Green Tea Extract (EGCG)vsMandelic Acid

EGCG scavenges ROS (superoxide, hydroxyl radical, peroxynitrite) and chelates iron/copper that catalyze Fenton reactions. Inhibits MMP-2 (gelatinase A) and MMP-9 (gelatinase B) that degrade collagen types I, III, IV and elastin in photoaged skin — these enzymes are UV-upregulated via AP-1 and NF-kappa B. Reduces sebum by inhibiting 5-alpha reductase type 1 (testosterone to DHT conversion in sebaceous glands). Anti-inflammatory: NF-kappa B inhibition (I-kappa B degradation prevention), COX-2 suppression, TNF-alpha/IL-1beta reduction. Promotes keratinocyte differentiation via involucrin and filaggrin upregulation. Catechol structure enables dual antioxidant and metal-chelating activity. Topical EGCG reduces UV-induced erythema and prevents collagen degradation when used before sun exposure.

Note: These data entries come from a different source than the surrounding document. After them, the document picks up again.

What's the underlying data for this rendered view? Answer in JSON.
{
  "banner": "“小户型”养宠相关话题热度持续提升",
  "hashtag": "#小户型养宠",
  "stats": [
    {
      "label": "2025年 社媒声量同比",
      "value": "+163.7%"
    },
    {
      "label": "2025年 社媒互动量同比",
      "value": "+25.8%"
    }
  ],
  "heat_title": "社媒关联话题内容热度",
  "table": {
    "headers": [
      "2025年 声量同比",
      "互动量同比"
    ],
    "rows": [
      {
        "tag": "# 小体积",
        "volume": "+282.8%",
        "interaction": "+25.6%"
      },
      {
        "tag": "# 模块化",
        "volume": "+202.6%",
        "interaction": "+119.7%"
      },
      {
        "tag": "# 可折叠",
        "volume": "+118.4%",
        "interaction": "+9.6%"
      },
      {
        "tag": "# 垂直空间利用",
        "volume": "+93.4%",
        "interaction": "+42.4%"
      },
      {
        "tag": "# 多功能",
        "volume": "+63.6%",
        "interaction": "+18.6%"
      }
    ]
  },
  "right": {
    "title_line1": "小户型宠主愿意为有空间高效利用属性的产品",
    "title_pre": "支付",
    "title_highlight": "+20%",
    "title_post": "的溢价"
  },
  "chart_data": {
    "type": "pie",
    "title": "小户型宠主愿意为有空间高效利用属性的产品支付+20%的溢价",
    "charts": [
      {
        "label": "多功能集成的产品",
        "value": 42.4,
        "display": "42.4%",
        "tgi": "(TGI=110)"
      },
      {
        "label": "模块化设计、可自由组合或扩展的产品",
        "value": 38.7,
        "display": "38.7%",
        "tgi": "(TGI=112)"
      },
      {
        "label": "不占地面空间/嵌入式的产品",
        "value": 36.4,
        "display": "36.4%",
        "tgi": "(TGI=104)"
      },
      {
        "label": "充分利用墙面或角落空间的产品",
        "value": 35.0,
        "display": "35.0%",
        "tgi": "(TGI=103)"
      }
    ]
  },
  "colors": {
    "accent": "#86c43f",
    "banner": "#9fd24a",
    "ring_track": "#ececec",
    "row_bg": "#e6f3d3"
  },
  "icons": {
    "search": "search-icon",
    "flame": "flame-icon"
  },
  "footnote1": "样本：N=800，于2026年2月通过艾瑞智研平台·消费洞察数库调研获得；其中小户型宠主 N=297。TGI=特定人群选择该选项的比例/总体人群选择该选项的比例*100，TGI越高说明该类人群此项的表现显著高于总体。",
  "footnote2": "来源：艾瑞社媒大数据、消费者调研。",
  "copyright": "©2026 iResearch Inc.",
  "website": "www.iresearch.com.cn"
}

Mandelic acid (152 Da, the largest common AHA) exfoliates through calcium chelation and corneodesmosome disruption like other AHAs, but its large molecular size results in slower, more even epidermal penetration with reduced risk of hot-spot irritation and stratum corneum over-exfoliation. Its phenyl ring confers partial lipophilicity, enabling penetration into the pilosebaceous unit and follicular infundibulum—unlike purely hydrophilic glycolic and lactic acids. Within pores, mandelic acid exerts mild comedolytic effects by disrupting keratinocyte cohesion in the follicular epithelium, similar to salicylic acid. It demonstrates antibacterial activity against Cutibacterium acnes (Propionibacterium acnes) through membrane disruption. Mandelic acid also inhibits tyrosinase and reduces melanosome transfer to keratinocytes, providing brightening benefits. This profile makes it particularly suitable for acne-prone skin, hyperpigmentation, and darker skin tones (Fitzpatrick IV–VI) where gentler exfoliation minimizes post-inflammatory hyperpigmentation risk.